GLOBAL - The real estate market is offering great rewards to those who get the timing right, but pension funds tempted to make large allocations to the sector have been warned the market may not yet have bottomed out.
He said the market looked as if it still had some way to fall and therefore the most prudent option was a tranched investment, spread over a longer period, to downplay the worst of the effects.
Scott T. Crowe, senior vice president, global strategist/portfolio manager, Cohen & Steers, said the direct real estate market was trading at a considerable discount to fair value and therefore represented a good buying opportunity for pension funds. "There's definite value there," he said.
Crowe said on a global basis, 2007 saw earnings growth of 9% with the potential for 6-8% growth in 2008-09 plus a dividend yield of 4%, amounting to a possible return of 10-12%.

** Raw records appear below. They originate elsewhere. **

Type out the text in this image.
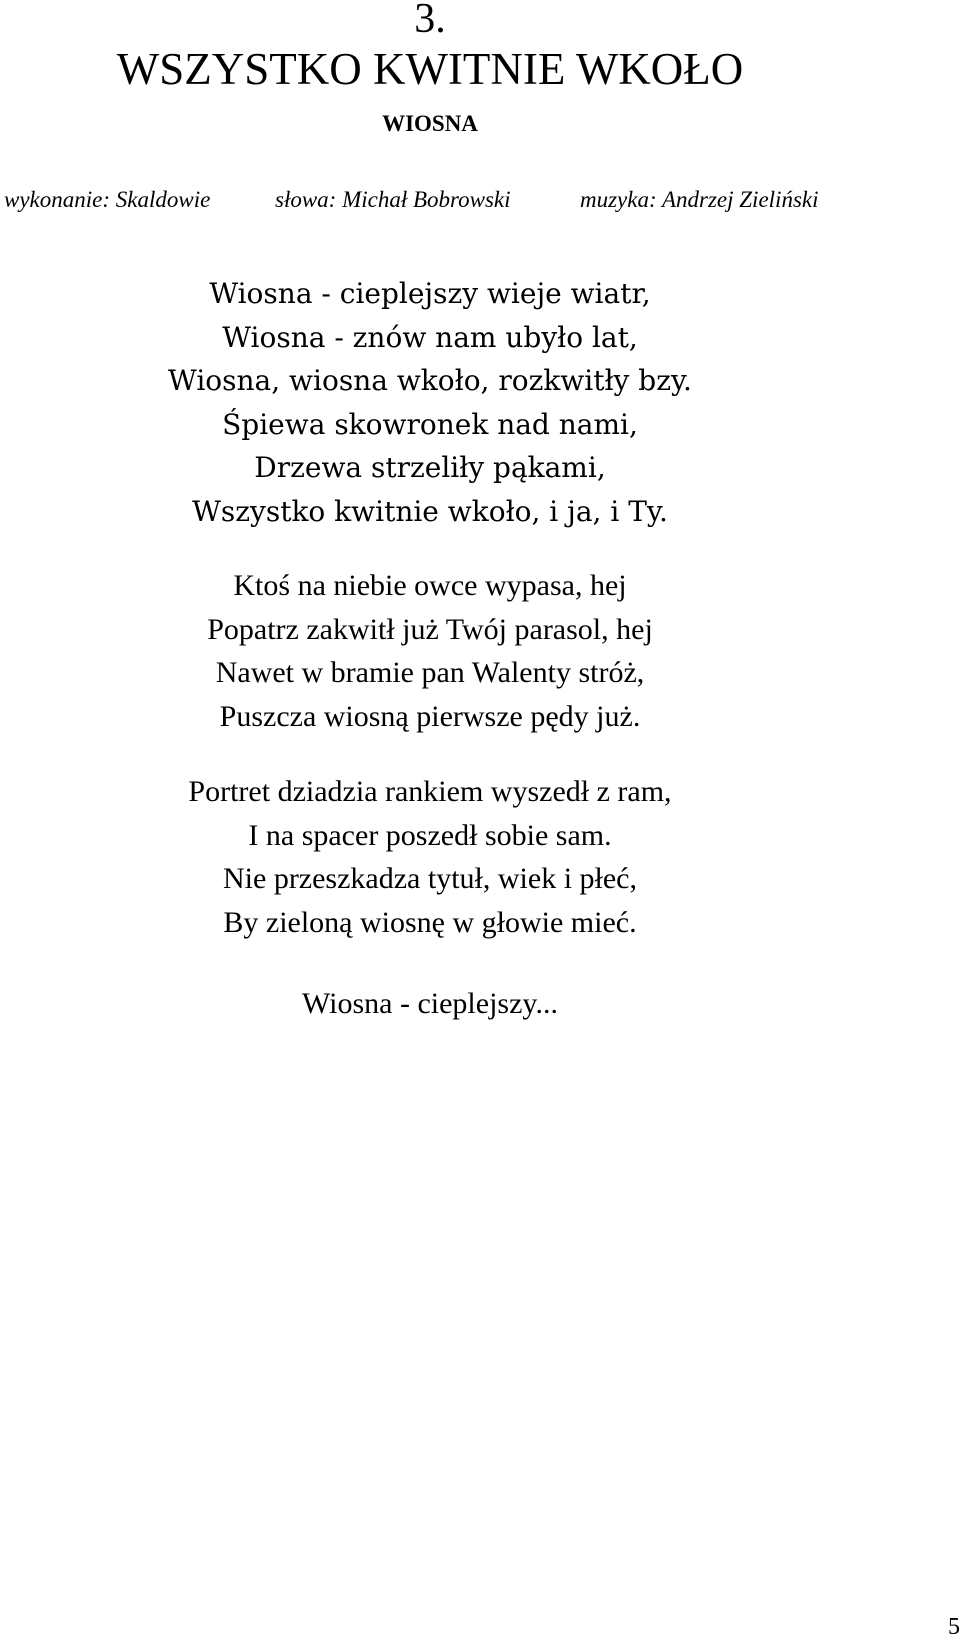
3.
WSZYSTKO KWITNIE WKOŁO
WIOSNA
wykonanie: Skaldowie	słowa: Michał Bobrowski	muzyka: Andrzej Zieliński
Wiosna - cieplejszy wieje wiatr,
Wiosna - znów nam ubyło lat,
Wiosna, wiosna wkoło, rozkwitły bzy.
Śpiewa skowronek nad nami,
Drzewa strzeliły pąkami,
Wszystko kwitnie wkoło, i ja, i Ty.
Ktoś na niebie owce wypasa, hej
Popatrz zakwitł już Twój parasol, hej
Nawet w bramie pan Walenty stróż,
Puszcza wiosną pierwsze pędy już.
Portret dziadzia rankiem wyszedł z ram,
I na spacer poszedł sobie sam.
Nie przeszkadza tytuł, wiek i płeć,
By zieloną wiosnę w głowie mieć.
Wiosna - cieplejszy...
5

Lawson Shepherd, director of distribution, Invista Real Estate, agreed the market was undervalued. He said most assets had been trading at 35-40% below net asset values (NAV) for the past six months or so.
"It's trading at a great discount. Interestingly, one of the best performing sectors of the stock market [so far this year] is the property sector - due to opportunist money coming in," he said.
Shepherd said he didn't know when assets would return to NAV. "There's no immediate catalyst [visible] to return to NAV or above, so timing the market is key," he said.